The effects wouldn’t be entirely uniform but are expected to affect the tropical areas in S. America, Asia and Africa. However, the benefits of the technology are predicted be felt in the higher latitudes, therefore creating a risk of conflict between the nations who have installed/funded the technology and those who are being negatively affected by it (Carrington,2014). There will need to be an international body created to deal with the issues of geoengineering as currently “changing another country’s weather is even classed as a war crime under the Geneva Convention” (Hogenboom, 2013). The effects of creating GE technology would resonate globally (both positively and negatively), therefore this cannot be implemented unilaterally or bilaterally. However, due to the speed of previous and current climate change negotiations, I cannot see a functioning and fair international agreement being created.

In the UK, ‘SPICE’ was created to trial sulphur particle effects on the atmosphere and was tested in September 2011, and the UK was early to the game of geoengineering, as the US has only recently begun to catch up. The testing has not been done on a large enough scale to affect the global climate; yet (Macnaghten and Owen, 2011), and the UK government’s vague stance on geoengineering simply states that there is insufficient research into the technology thus far.
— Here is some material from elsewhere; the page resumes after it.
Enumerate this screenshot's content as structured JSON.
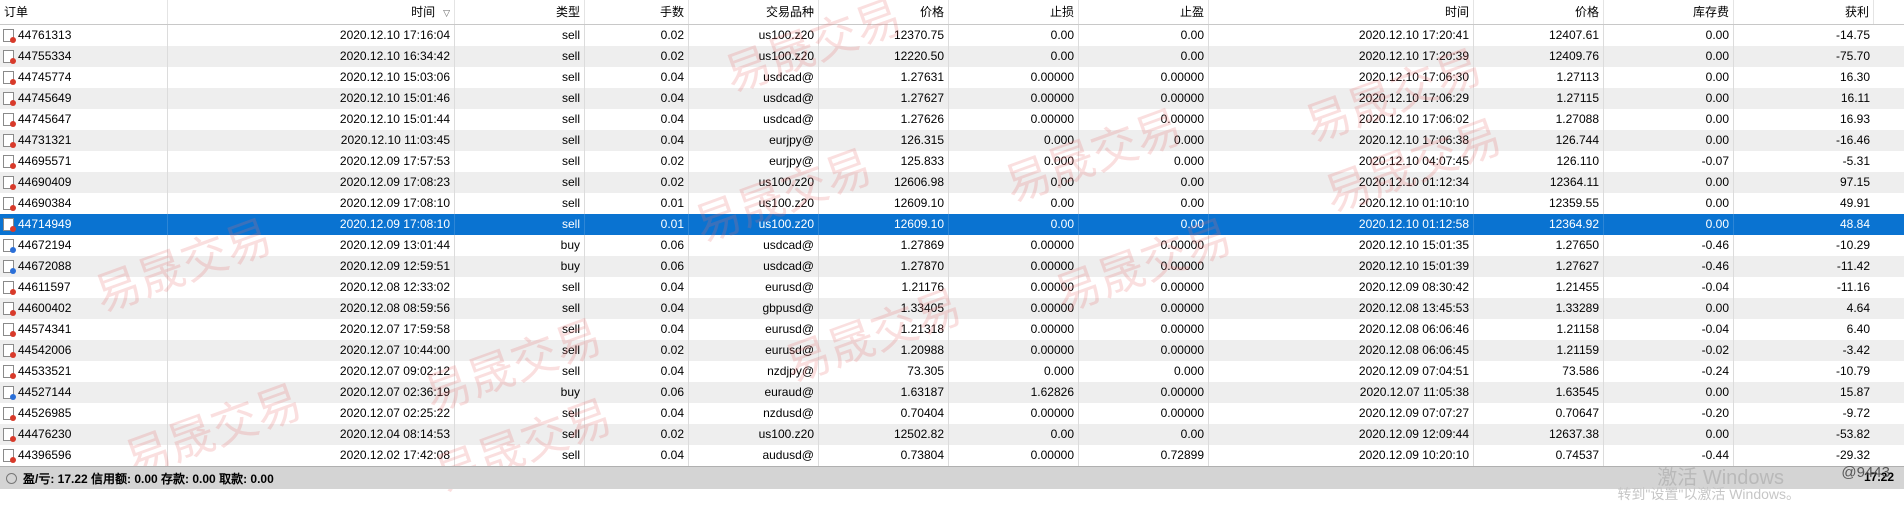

Personally, I feel some geoengineering methods – those which are more ‘natural’ such as reforestation and increasing other carbon sinks should be encouraged as those often involve simply restoring the environment to a previous state (i.e. before humans got their hands on it). Otherwise, geoengineering in its current state is too under-researched to become viable safely, and the levels of governance required are not present either; and I am doubtful as to whether an international agency could feasibly be created for technologies which could have such varying affects globally. Most importantly, I feel that attention given to geoengineering distracts researchers, investment and governments from the main climate change action which should occur – changing and diversifying the global energy mix to a renewables dominated system.